Director of the Crown Center Prof. Shai Feldman (POL) said the Crown Center was founded to prove the possibility of conducting “balanced and dispassionate research of the Middle East,” even when most activities in that region are “imbalanced and passionate.”
One topic of interest researched at the Center is Iran’s political climate. Prof. Naghmeh Sohrabi (NEJS) discussed how Iran is “very much in the throes of election fever.”
Sohrabi discussed current Iranian President Mahmoud Ahmadinejad’s status as an outsider to the system of family and clerical connections and what this means for the upcoming 2009 election, in which he will run.
Sohrabi said Ahmadinejad ran as an anti-establishment candidate in the past, and his disconnect from the clerics limits his interest in maintaining the status quo.
Sohrabi also acknowledged that potential support from Iranian leaders may change Ahmadejinad’s revolutionary rhetoric.
Iranian Supreme Leader Grand Ayatollah Ali Khamenei made a statement recently in which he told Ahmadinejad to proceed as if he had four more years as president. While the statement could show signs of support, it could also be a push for Ahmadinejad to work hard in order to get re-elected, Sohrabi said.
Sohrabi said that rather than seeing Ahmadinejad as an “agent of change” with an outsider’s perspective, traditionalists in the country see him as an “agent of total destruction.”
Prof. Nader Habibi (ECON) discussed his work on the history of economic developments in the Middle East after World War II.

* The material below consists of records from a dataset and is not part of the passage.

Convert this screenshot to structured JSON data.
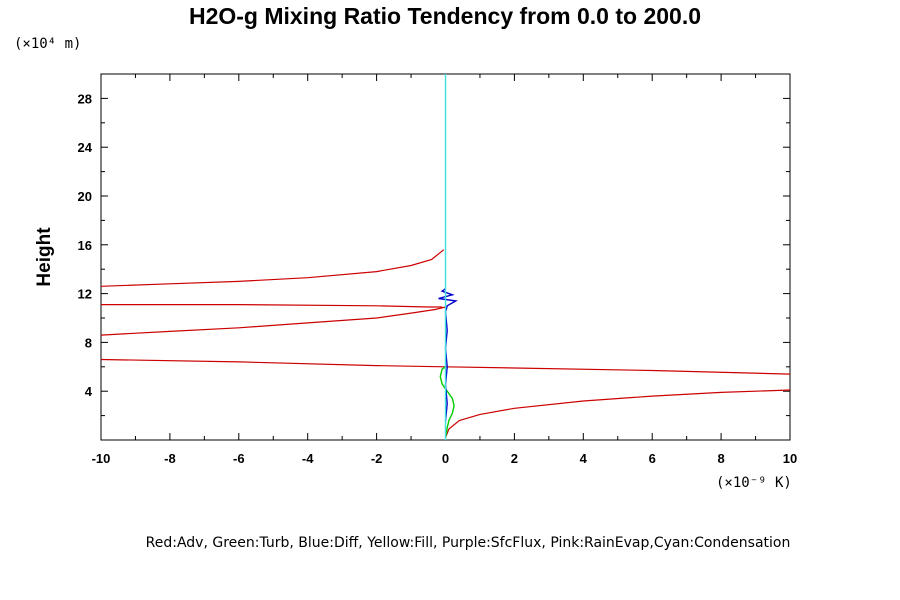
{
  "chart_data": {
    "type": "line",
    "title": "H2O-g Mixing Ratio Tendency from 0.0 to 200.0",
    "ylabel": "Height",
    "y_unit": "(×10⁴ m)",
    "x_unit": "(×10⁻⁹ K)",
    "xlim": [
      -10,
      10
    ],
    "ylim": [
      0,
      30
    ],
    "x_ticks": [
      "-10",
      "-8",
      "-6",
      "-4",
      "-2",
      "0",
      "2",
      "4",
      "6",
      "8",
      "10"
    ],
    "y_ticks": [
      "4",
      "8",
      "12",
      "16",
      "20",
      "24",
      "28"
    ],
    "grid": false,
    "legend_text": "Red:Adv, Green:Turb, Blue:Diff, Yellow:Fill, Purple:SfcFlux, Pink:RainEvap,Cyan:Condensation",
    "colors": {
      "adv": "#cc0000",
      "turb": "#00cc00",
      "diff": "#0000cc",
      "condensation": "#40e0e0",
      "axis": "#000000"
    },
    "series": [
      {
        "name": "Adv",
        "color": "#cc0000",
        "segments": [
          [
            [
              -10,
              12.6
            ],
            [
              -8,
              12.8
            ],
            [
              -6,
              13.0
            ],
            [
              -4,
              13.3
            ],
            [
              -2,
              13.8
            ],
            [
              -1,
              14.3
            ],
            [
              -0.4,
              14.8
            ],
            [
              -0.05,
              15.6
            ]
          ],
          [
            [
              -10,
              11.1
            ],
            [
              -6,
              11.1
            ],
            [
              -2,
              11.0
            ],
            [
              -0.5,
              10.9
            ],
            [
              -0.1,
              10.9
            ]
          ],
          [
            [
              -10,
              8.6
            ],
            [
              -8,
              8.9
            ],
            [
              -6,
              9.2
            ],
            [
              -4,
              9.6
            ],
            [
              -2,
              10.0
            ],
            [
              -1,
              10.4
            ],
            [
              -0.3,
              10.7
            ],
            [
              0,
              10.9
            ]
          ],
          [
            [
              -10,
              6.6
            ],
            [
              -6,
              6.4
            ],
            [
              -2,
              6.1
            ],
            [
              0,
              6.0
            ],
            [
              2,
              5.9
            ],
            [
              6,
              5.7
            ],
            [
              10,
              5.4
            ]
          ],
          [
            [
              0,
              0.2
            ],
            [
              0.1,
              0.9
            ],
            [
              0.4,
              1.6
            ],
            [
              1,
              2.1
            ],
            [
              2,
              2.6
            ],
            [
              4,
              3.2
            ],
            [
              6,
              3.6
            ],
            [
              8,
              3.9
            ],
            [
              10,
              4.1
            ]
          ]
        ]
      },
      {
        "name": "Turb",
        "color": "#00cc00",
        "segments": [
          [
            [
              0,
              0.2
            ],
            [
              0.05,
              1.0
            ],
            [
              0.1,
              1.6
            ],
            [
              0.2,
              2.2
            ],
            [
              0.25,
              2.8
            ],
            [
              0.2,
              3.4
            ],
            [
              0.05,
              4.0
            ],
            [
              -0.1,
              4.6
            ],
            [
              -0.15,
              5.2
            ],
            [
              -0.1,
              5.8
            ],
            [
              0,
              6.0
            ]
          ]
        ]
      },
      {
        "name": "Diff",
        "color": "#0000cc",
        "segments": [
          [
            [
              0,
              1.5
            ],
            [
              0.05,
              3.0
            ],
            [
              0.0,
              4.5
            ],
            [
              0.05,
              6.0
            ],
            [
              0.0,
              7.5
            ],
            [
              0.05,
              9.0
            ],
            [
              0.0,
              10.5
            ],
            [
              0.05,
              11.0
            ],
            [
              0.3,
              11.4
            ],
            [
              -0.2,
              11.6
            ],
            [
              0.2,
              11.9
            ],
            [
              -0.1,
              12.2
            ],
            [
              0,
              12.4
            ]
          ]
        ]
      },
      {
        "name": "Condensation",
        "color": "#40e0e0",
        "segments": [
          [
            [
              0,
              0
            ],
            [
              0,
              30
            ]
          ]
        ]
      }
    ]
  }
}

Habibi stressed that increasing oil revenue is a major factor in the recently improved economic situation in Middle Eastern countries.
He said oil revenue has allowed countries to invest more and spend more money domestically. The increase in money has allowed for a cultural revolution in education with many more resources going toward higher education.

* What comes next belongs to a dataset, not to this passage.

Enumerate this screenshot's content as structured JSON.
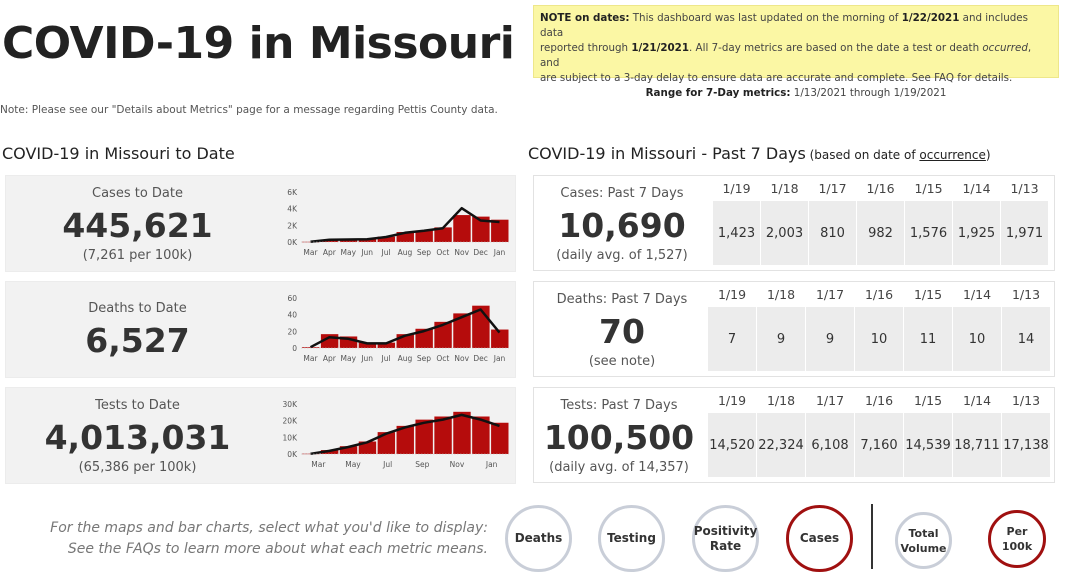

Habibi said that some Gulf countries have started to use oil revenue to manufacture goods.
While the region has experienced positive economic growth in the past five years, the future will only look good if oil prices stay high. Oil is a limited resource, so countries need to be careful with how they use it, Habibi said.
Feldman closed the discussion with a synopsis of the Arab/Israeli conflict. He said the situation is “good” because a ceasefire between Israel and Hamas, the Islamist group that controls Gaza, is “more or less holding” and a ceasefire between Israel and Lebanon is holding “in the narrow sense of the word.”
He said the situation is “not good” because the Bush administration is not pushing the involved parties hard enough to agree on negotiations and that “the bad guys are here to stay,” referring to Islamic fundamentalist group Hezbollah’s veto power in Lebanon and Hamas’ control of Gaza.
The forum also allowed for the professors to promote their classes.
Prof. Larry Rubin (POL) discussed his fall course “Strategies of Islamic political activism in the Arab Middle East,” which he said would focus on the political implications of various strategies groups pursue.